02. Tanggung Jawab

11 3 0
                                    

Seulas senyum tipis menghias wajah pucatnya. Gelak tawa, keceriaan, dan kebersamaan keluarga di hadapannya terasa begitu hangat. Ia turut larut dalam kebahagiaan salah seorang pasien yang saat ini tengah dibesuk oleh para kerabat.

Satya menerawang, hal tersebut adalah mimpi yang selama ini ia harapkan. Berada di tengah-tengah keluarga, merasakan hangat pelukan, hingga belaian lembut tangan orang tuanya. Sebuah angan yang tidak akan pernah terwujud. Ibunya telah meninggal setelah berhasil membuatnya terlahir di dunia ini, sementara sang ayah menghilang tanpa jejak.

Suara pintu yang tengah dibuka menarik perhatiannya. Ia mengulum senyum menatap Vigo yang menghampiri dengan penuh semangat. Gurat lelah dan cemas sahabatnya itu tersamarkan oleh raut wajah cerah yang menggambarkan kelegaan.
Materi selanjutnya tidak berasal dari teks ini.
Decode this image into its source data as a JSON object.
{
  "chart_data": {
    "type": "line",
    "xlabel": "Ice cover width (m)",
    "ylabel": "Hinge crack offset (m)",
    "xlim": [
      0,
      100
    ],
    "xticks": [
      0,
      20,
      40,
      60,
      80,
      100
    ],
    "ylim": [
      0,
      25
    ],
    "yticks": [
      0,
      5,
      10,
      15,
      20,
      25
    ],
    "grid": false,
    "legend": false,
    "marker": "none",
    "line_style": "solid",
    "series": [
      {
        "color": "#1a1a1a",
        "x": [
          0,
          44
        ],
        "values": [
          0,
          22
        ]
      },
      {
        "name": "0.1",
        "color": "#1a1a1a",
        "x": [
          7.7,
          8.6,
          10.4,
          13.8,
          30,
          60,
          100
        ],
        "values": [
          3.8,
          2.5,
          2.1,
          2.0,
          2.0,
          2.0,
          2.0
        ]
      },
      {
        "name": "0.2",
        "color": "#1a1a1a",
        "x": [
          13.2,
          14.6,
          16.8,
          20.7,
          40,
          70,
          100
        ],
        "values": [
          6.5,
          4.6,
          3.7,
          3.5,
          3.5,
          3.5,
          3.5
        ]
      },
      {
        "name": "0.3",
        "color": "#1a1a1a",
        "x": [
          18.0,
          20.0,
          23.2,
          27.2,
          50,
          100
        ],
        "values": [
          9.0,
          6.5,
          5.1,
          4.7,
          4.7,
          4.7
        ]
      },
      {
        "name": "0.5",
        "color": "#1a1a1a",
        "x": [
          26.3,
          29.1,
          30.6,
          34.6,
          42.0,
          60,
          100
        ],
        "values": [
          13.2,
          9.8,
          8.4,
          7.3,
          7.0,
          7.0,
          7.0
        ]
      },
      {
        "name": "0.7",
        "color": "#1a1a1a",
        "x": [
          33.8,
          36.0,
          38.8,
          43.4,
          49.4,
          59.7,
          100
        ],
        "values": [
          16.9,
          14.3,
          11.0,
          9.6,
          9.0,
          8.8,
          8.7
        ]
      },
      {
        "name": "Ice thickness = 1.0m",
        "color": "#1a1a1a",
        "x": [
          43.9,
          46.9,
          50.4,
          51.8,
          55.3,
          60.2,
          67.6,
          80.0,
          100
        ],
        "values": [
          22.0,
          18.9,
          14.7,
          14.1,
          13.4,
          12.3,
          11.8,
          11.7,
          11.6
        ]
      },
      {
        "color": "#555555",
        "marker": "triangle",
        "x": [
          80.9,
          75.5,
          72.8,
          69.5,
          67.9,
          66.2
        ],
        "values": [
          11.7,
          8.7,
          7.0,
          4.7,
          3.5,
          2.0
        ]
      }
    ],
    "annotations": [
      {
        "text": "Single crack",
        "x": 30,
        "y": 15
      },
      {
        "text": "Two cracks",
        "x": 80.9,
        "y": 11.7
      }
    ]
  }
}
"Bagaimana keadaanmu? Merasa lebih baik?" tanya Vigo menatap lekat Satya yang telah berhasil membuat cemas sejak semalam, hingga menyebabkannya kehilangan fokus ketika berada di sekolah.

"Seperti yang kamu lihat sekarang, aku baik-baik saja. Lusa, mungkin sudah bisa pulang."

"Lusa?"

Satya mengangguk, menatap Vigo yang penuh semangat dengan mata berbinar yang ia sukai. "Aku sudah baikan, Go. Jadi, sudah bisa keluar."

"Alhamdulillah, syukurlah."

Senyum Satya kian merekah, melihat Vigo yang tampak senang dan lega akan kalimatnya tadi. Membuat dirinya benar-benar bersyukur mengenal Vigo dalam hidupnya selama beberapa tahun ini.

"Oh, iya! Ibu mana?" tanya Vigo menatap ruangan tersebut, mencari keberadaan ibunya yang tidak terlihat sejak tadi.

"Ia sedang menemui keluarga gadis itu."

Vigo mengangguk, menanggapi jawaban Satya, mengingat ibunya sempat mengatakan hal itu pagi tadi sebelum ia pergi sekolah. "Sat, menurutmu ... apa mereka akan memperkarakan kasus ini?" tanya Vigo hati-hati.

"Entahlah, kalau memang harus, aku akan menerimanya. Bagaimana pun juga aku bersalah."

Satya menanggapi santai pertanyaan Vigo dengan seulas senyum di wajahnya seperti biasa. Ia siap dengan segala risikonya nanti, bertanggung jawab atas apa yang telah terjadi. Baik itu kesalahannya atau bukan.

"Katanya, gadis itu masih belum sadar. Aku benar-benar takut dengan kondisinya. Aku ... tidak akan jadi pembunuh, bukan?" Satya bertanya pelan. Ia tidak dapat menutupi keresahannya seperti biasa.

"Semua itu bukan salahmu, Sat. Kamu tidak menabraknya, kan? Justru, dia yang menabrakmu. Lagi pula, itu kecelakaan. Jadi, apa pun yang terjadi bukan salahmu."

Vigo menatap Satya lekat. Ia memang belum mengetahui segalanya dengan jelas akan apa yang terjadi. Namun, ia percaya bahwa sahabatnya tidak bersalah. Satya adalah orang yang selalu berhati-hati.

***

Satya bergeming, menyaksikan gadis yang menjerit histeris dalam ruang rawat elit untuk kalangan atas. Jerit pilu dari dalam sana terdengar begitu menyakitkan.

"Pergi!"

Satya terhuyung, nyaris terjatuh bila saja tidak mampu menyeimbangkan tubuhnya. Ia didorong dengan kasar oleh pria yang telah membawanya keluar paksa dari ruangan tersebut.

"Saya minta maaf," ujarnya menunduk di hadapan pria tersebut dengan segala kerendahan hati.

"Maafmu tidak ada gunanya. Putriku tidak akan sembuh hanya dengan kalimat itu. Pergilah! Jangan sampai saya berubah pikiran untuk tidak memenjarakanmu!"

Dingin dan angkuh. Seperti itulah pria tersebut. Ia menatap tajam pada Satya yang hanya menunduk di hadapannya. Kedua tangannya terkepal, menahan emosi. Ingin rasanya ia melayangkan pukulan pada orang yang telah membuat putrinya seperti sekarang.